CSU has already turned away nearly 20,000 qualified students in the last two years, said spokeswoman Claudia Keith. Almost all employees have taken a 10 percent pay cut through furloughs two days each month. And it is the rare student who hasn't had trouble getting into core classes because so many have been cut across CSU's 23 campuses.
Alternate plan
But the staff, which is proposing the smaller fee increase, is relying on an optimistic plan from the state Assembly to make up the difference in state funding.
That plan, by Assembly Speaker John Peréz, D-Los Angeles, involves borrowing $8.7 billion in bonds, to be repaid with interest over 20 years from a new tax on oil extracted in California.

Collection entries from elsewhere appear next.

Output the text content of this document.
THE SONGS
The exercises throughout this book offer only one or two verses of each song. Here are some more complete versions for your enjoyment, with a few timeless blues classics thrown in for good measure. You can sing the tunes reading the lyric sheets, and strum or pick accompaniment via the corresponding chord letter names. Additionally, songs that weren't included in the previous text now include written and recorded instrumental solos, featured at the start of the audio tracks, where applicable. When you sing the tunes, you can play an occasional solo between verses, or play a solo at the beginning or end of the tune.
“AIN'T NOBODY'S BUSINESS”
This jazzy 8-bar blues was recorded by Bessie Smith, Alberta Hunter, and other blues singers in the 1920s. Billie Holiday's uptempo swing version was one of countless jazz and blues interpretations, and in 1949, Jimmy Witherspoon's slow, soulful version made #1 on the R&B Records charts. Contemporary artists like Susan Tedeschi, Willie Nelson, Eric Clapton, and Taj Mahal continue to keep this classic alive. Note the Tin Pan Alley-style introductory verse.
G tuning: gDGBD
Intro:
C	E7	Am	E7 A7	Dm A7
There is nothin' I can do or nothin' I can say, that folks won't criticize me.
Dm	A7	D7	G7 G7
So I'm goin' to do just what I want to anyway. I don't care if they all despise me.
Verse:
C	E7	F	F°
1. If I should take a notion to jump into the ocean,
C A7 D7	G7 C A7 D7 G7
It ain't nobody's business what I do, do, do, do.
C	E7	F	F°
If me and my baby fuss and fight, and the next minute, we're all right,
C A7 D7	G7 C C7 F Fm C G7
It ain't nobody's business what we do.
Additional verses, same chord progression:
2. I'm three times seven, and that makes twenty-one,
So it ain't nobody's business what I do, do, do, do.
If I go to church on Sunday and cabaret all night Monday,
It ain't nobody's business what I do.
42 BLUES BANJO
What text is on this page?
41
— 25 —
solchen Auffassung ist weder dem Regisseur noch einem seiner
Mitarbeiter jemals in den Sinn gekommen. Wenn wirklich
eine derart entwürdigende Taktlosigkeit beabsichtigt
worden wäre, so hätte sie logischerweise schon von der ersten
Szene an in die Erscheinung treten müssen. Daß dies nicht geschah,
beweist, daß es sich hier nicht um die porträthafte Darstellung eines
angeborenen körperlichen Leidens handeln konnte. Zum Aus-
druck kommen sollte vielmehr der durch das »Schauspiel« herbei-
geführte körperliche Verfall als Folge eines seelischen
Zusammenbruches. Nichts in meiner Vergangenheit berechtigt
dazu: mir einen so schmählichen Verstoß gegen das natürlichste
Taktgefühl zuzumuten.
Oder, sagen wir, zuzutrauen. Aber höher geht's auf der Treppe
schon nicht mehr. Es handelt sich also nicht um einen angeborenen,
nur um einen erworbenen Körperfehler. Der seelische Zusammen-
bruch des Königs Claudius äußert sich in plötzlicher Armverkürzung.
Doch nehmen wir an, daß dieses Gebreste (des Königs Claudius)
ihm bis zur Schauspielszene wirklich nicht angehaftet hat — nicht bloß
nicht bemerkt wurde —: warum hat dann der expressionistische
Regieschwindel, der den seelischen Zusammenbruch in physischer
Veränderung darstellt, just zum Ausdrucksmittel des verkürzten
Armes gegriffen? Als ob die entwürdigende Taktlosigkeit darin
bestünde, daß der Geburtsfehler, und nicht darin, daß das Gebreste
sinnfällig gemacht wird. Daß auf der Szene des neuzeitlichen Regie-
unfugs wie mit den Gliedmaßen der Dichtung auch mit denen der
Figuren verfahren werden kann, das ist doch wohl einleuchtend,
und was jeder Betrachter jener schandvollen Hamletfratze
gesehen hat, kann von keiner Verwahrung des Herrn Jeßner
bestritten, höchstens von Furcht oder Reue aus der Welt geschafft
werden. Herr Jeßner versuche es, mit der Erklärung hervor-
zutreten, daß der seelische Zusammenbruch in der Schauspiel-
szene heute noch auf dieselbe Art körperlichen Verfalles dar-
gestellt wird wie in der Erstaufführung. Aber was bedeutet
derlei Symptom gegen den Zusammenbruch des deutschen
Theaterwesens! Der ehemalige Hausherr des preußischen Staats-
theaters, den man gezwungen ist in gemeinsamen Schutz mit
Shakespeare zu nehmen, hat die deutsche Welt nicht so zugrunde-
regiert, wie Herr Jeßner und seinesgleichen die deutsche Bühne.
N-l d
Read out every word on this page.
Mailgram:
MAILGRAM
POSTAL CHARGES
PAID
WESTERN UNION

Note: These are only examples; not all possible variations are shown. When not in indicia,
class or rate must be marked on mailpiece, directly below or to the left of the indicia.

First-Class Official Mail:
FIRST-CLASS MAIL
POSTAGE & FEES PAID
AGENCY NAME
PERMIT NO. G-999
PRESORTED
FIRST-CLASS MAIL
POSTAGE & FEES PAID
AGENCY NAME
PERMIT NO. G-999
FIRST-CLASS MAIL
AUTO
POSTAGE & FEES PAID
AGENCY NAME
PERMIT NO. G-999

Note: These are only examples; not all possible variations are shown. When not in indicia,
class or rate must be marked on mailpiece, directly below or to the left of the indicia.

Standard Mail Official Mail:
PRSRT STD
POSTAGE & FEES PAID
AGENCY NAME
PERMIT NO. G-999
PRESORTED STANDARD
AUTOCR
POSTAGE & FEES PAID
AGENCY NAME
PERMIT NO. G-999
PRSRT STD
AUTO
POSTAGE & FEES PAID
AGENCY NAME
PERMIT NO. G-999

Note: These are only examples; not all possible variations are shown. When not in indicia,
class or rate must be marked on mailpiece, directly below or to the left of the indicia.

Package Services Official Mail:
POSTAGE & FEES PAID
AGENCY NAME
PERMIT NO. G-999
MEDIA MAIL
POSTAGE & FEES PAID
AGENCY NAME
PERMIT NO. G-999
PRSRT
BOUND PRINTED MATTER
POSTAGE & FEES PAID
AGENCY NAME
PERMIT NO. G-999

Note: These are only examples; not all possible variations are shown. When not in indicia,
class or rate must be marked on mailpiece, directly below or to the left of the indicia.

"This proposal holds out a possibility that is worth consideration by the (CSU) Board," Robert Turnage, CSU's assistant vice chancellor for budget, told the trustees in his written recommendation for a 5 percent fee increase.
But it's not clear that the plan could succeed. Republican lawmakers are likely to try to block any new tax plan, and Gov. Arnold Schwarzenegger isn't keen on new taxes either.
The governor's spokesman, Aaron McLear, called Peréz's plan only so much "legal gymnastics."
Even Dixon, who just graduated from Humboldt State with a degree in economics and finance, said, "I've never heard of half the stuff they're trying to pull."
And yet, he and other students who spent the better part of the school year lobbying lawmakers to restore funding to higher education, believe Peréz's plan offers a real way out for universities to stop cutting courses and laying off instructors.
If the CSU trustees do raise fees by 10 percent, Dixon said he would not lash out at them. He would head to Sacramento.
"I would hold the legislators' feet to the fire," he said. "They need to pony up the other 5 percent."
Meanwhile, the CSU trustees will also vote on their staff's recommendation to raise graduate student fees by 5 percent, and on lifting an $11,160 cap on nonresident student fees.